Di antara tren kematian 19 kota besar lainnya, Surabaya menempati urutan pertama.

“Ini semua pekerjaan rumah. Memang angka kematian di Kota Surabaya sangat tinggi.” Dr. Dewi Nur Aisyah, tim ahli penanganan Covid-19, mengatakan dalam siaran BNPB, Rabu (19/8/2020)

Baca: Akibat meninggalnya pimpinan akibat Covid-19, Puskesmas Parbutaran ditutup selama sepekan.Namun, Dewi menyebut tren kematian di Kota Surabaya meningkat tiga kali lipat dalam tiga pekan terakhir.

Sementara di bawah Kota Surabaya, angka kematian di kota Semarang adalah 6,27%, dan kota Bangalmasin terus berlanjut.
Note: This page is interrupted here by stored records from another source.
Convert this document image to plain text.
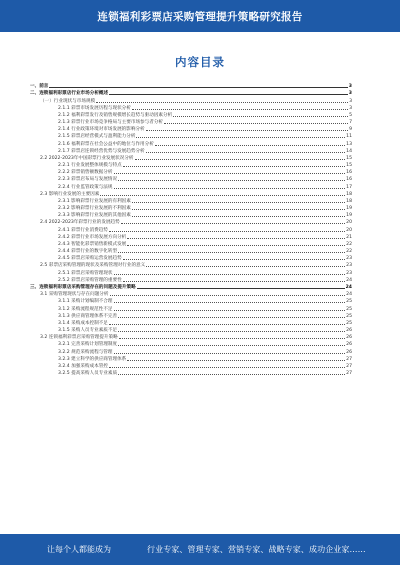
连锁福利彩票店采购管理提升策略研究报告
内容目录
一、前言	3
二、连锁福利彩票店行业市场分析概述	3
（一）行业现状与市场规模	3
2.1.1 彩票市场发展历程与现状分析	3
2.1.2 福利彩票发行及销售规模增长趋势与驱动因素分析	5
2.1.3 彩票行业市场竞争格局与主要市场参与者分析	7
2.1.4 行业政策环境对市场发展的影响分析	9
2.1.5 彩票店经营模式与盈利能力分析	11
2.1.6 福利彩票在社会公益中的地位与作用分析	13
2.1.7 彩票店连锁经营优势与发展趋势分析	14
2.2 2022-2023年中国彩票行业发展状况分析	15
2.2.1 行业发展整体规模与特点	15
2.2.2 彩票销售额数据分析	16
2.2.3 彩票店布局与发展情况	16
2.2.4 行业监管政策与法规	17
2.3 影响行业发展的主要因素	18
2.3.1 影响彩票行业发展的有利因素	18
2.3.2 影响彩票行业发展的不利因素	19
2.3.3 影响彩票行业发展的其他因素	19
2.4 2022-2023年彩票行业的发展趋势	20
2.4.1 彩票行业消费趋势	20
2.4.2 彩票行业市场发展方向分析	21
2.4.3 智能化彩票销售新模式发展	22
2.4.4 彩票行业的数字化转型	22
2.4.5 彩票店采购运营发展趋势	23
2.5 彩票店采购管理的现状及采购管理对行业的意义	23
2.5.1 彩票店采购管理现状	23
2.5.2 彩票店采购管理的重要性	24
三、连锁福利彩票店采购管理存在的问题及提升策略	24
3.1 采购管理现状与存在问题分析	24
3.1.1 采购计划编制不合理	25
3.1.2 采购流程规范性不足	25
3.1.3 供应商管理体系不完善	25
3.1.4 采购成本控制不足	25
3.1.5 采购人员专业素质不足	26
3.2 连锁福利彩票店采购管理提升策略	26
3.2.1 完善采购计划管理制度	26
3.2.2 规范采购流程与管理	26
3.2.3 建立科学的供应商管理体系	27
3.2.4 加强采购成本管控	27
3.2.5 提高采购人员专业素质	27
让每个人都能成为	行业专家、管理专家、营销专家、战略专家、成功企业家……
SK Walikota sendiri menambah jumlah rumah sakit rujukan, terhitung 5,39%, dan kota Palembang 4,94%, Kota Medan menyumbang 4,32%.

Sementara itu, jumlah kumulatif kasus Covid-19 di Surabata, berad a merupakan yang pertama dengan 10.800 kasus.

“Dari segi persentase kesembuhan, Kota Surabaya telah menambah Devi dalam beberapa pekan terakhir. Meski angka kematian juga setinggi 8,62%, namun masih meningkat tajam hingga 74,68% .- Dari segi persentase angka kesembuhan, Kota Surabaya Belakang Kota Denpasar.